Is there a way to do this? The only way to do this that I’ve been able to find is have multiple ACLs, and then combine them in a condition for an action. But that becomes very unwieldy if there are multiple cases for the ACL and/or if there are multiple actions that use the ACL (possibly combined with other ACLs or inline conditions).
That can get difficult to maintain, when you have several actions for the same condition (for example setting multiple headers). If the condition changes, you then have to change it in several places instead of just one.
Right, with inline/anonymous ACL’s you’d need to update every single statement on changes.
With named ACLs, imho mixing different match statements into a single ACL is actually more confusing then the alternative. I’d argue that a configuration like this is more readable, especially if used multiple times:
A “meta” ACL that can combine multiple ACL’s (just like a condition today) would probably be a construct that it’s best suited for this. But I’m not sure if this is worth the effort.
I should also note that this particular example could also be improved if there was a single fetch to get the domain and path together without the query string. But afaik, that isn’t possible either. And there are other cases where this would be useful, matching on both the domain and path is just the most common that I’ve run into.
@j_bourdeau I’m aware of that. The problem is that I end up with actions like:
http-request set-header My-Header1 value1 if ACL_domain1 ACL_path1 or ACL_domain2 ACL_path2 or ACL_domain3 or ACL_domain3 or ACL_domain3 ACL_path4 or ...
possibly with the condition repeated multiple times to perform multiple actions (say, setting multiple headers if a condition applies), and then if I need to add a new url to that condition, I have to make the change in several places.
looks like you are trying to do the web site’s job at the proxy level. What is supposed to be done by the Web application should be done by that application and not compensated for by a proxy.

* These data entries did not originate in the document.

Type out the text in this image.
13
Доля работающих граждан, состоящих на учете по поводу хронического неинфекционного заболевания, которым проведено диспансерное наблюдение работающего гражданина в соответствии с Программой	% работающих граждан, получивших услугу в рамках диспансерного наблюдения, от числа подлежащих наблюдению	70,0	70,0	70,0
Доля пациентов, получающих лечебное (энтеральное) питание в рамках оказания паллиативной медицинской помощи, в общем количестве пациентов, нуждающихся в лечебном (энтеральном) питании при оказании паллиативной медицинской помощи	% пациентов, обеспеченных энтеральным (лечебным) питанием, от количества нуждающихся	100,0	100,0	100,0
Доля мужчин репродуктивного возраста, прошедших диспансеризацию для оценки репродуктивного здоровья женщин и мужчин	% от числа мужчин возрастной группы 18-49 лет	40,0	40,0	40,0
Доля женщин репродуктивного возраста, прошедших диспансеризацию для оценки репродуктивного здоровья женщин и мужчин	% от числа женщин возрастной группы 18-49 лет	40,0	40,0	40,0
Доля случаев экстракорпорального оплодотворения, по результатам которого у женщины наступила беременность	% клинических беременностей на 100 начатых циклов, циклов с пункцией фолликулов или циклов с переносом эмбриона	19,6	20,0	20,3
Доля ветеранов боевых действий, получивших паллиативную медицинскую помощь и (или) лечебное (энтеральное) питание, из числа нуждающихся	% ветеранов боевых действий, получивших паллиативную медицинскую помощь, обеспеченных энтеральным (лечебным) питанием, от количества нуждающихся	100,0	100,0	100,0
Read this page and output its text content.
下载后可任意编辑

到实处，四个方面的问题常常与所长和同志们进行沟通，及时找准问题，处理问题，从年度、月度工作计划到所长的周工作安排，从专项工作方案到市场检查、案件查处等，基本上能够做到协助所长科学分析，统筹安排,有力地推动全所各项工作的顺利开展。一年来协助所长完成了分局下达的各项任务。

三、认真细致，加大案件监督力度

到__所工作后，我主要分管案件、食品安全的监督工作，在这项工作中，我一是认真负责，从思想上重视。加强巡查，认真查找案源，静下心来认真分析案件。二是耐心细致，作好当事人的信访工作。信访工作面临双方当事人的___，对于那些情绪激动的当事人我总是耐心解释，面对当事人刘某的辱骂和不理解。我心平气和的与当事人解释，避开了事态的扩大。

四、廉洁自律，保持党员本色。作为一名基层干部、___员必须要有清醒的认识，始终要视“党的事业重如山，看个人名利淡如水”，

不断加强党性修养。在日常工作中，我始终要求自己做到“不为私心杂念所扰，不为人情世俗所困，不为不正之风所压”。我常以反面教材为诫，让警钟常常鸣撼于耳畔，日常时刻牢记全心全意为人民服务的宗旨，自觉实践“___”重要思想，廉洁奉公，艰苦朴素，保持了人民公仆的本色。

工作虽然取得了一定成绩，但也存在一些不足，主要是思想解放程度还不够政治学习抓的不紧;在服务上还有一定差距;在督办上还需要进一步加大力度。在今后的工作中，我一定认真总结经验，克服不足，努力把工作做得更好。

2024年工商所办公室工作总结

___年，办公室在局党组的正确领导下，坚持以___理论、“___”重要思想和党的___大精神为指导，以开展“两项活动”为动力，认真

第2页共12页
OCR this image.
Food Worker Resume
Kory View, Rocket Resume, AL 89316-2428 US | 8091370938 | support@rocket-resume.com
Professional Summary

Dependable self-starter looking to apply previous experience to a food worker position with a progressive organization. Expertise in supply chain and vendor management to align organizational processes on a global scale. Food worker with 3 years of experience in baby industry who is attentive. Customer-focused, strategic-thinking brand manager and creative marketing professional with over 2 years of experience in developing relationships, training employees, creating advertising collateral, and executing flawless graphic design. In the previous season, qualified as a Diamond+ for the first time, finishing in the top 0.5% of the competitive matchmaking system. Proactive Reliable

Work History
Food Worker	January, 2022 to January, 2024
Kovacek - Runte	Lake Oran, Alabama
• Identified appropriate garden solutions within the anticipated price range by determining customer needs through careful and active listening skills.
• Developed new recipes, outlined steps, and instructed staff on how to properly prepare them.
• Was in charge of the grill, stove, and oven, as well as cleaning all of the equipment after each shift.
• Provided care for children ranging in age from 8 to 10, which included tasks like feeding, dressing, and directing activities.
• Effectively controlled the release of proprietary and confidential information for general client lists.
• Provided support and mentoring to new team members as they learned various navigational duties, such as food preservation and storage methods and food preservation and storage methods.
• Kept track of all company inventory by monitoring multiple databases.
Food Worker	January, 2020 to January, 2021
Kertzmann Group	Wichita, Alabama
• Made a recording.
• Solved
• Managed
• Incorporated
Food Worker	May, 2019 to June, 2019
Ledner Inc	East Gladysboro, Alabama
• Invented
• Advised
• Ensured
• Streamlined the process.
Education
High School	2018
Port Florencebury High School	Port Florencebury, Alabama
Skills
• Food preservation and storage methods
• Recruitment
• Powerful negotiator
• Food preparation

Also, the example you gave is again pretty basic. Either give the full extent of the problem so we can work it with you, or instead, we can only provide you with the same basic solutions.
From here, I guess your logic is wrong / over complicated. You should re-design your logic and I expect a simpler way will emerge from that.
Or as another solution, you could cascade multiple processing stages to compensate for your messy logic :
HAproxy receives the request on a first socket and routes the request based on a first criteria like domain. Requests for Domain1 are sent to local port 1, Domain2 is sent to port 2, Domain 3 is sent to port 3, each of them with the required header for the corresponding domain (Header Dx).
On the FrontEnd listening on Port 1, you don’t need to test for Domain1 anymore because you know it is set. It has been sorted already. So all you need now is to work based on path. Path A sent to port A, path B sent to port B, … again adding the proper Header Px.
On that third FrontEnd, do whatever you need and keep going as long as you need.
At the end of the maze, all your backends may go to the same place or to different places, as you need. But each query will have been modified according to the criteria from its corresponding HAProxy path routing.
acl ACL_sample hdr(Host) special-domain
acl ACL_sample base domain1/path1
acl ACL_sample base domain2/path2
acl ACL_sample base domain3/path3
acl ACL_sample base domain4/path4
Here is a specific example, that base doesn’t solve (but only benefits from AND in acls a little):
We have a MATCH_allow-iframed ACL that has a whitelist of paths that are allowed to be iframed, and then the following rules:
http-response del-header X-Frame-Options
http-response set-header X-Frame-Options SAMEORIGIN if !MATCH_allow-iframed
But then we wanted to add rules that set X-Frame-Options for a certain path only if it doesn’t come from a certain referrer. In this case it is a single action that uses the ACL, so we could write something like:
http-response set-header X-Frame-Options SAMEORIGIN unless MATCH_allow-iframed or MATCH_path1 MATCH_referer1 or MATCH_path2 MATCH_referer2 or ...
But that leads to a very long condition. We eventually found a better solution, but it made me wonder if there was a better way to do something like that, and if not, why not.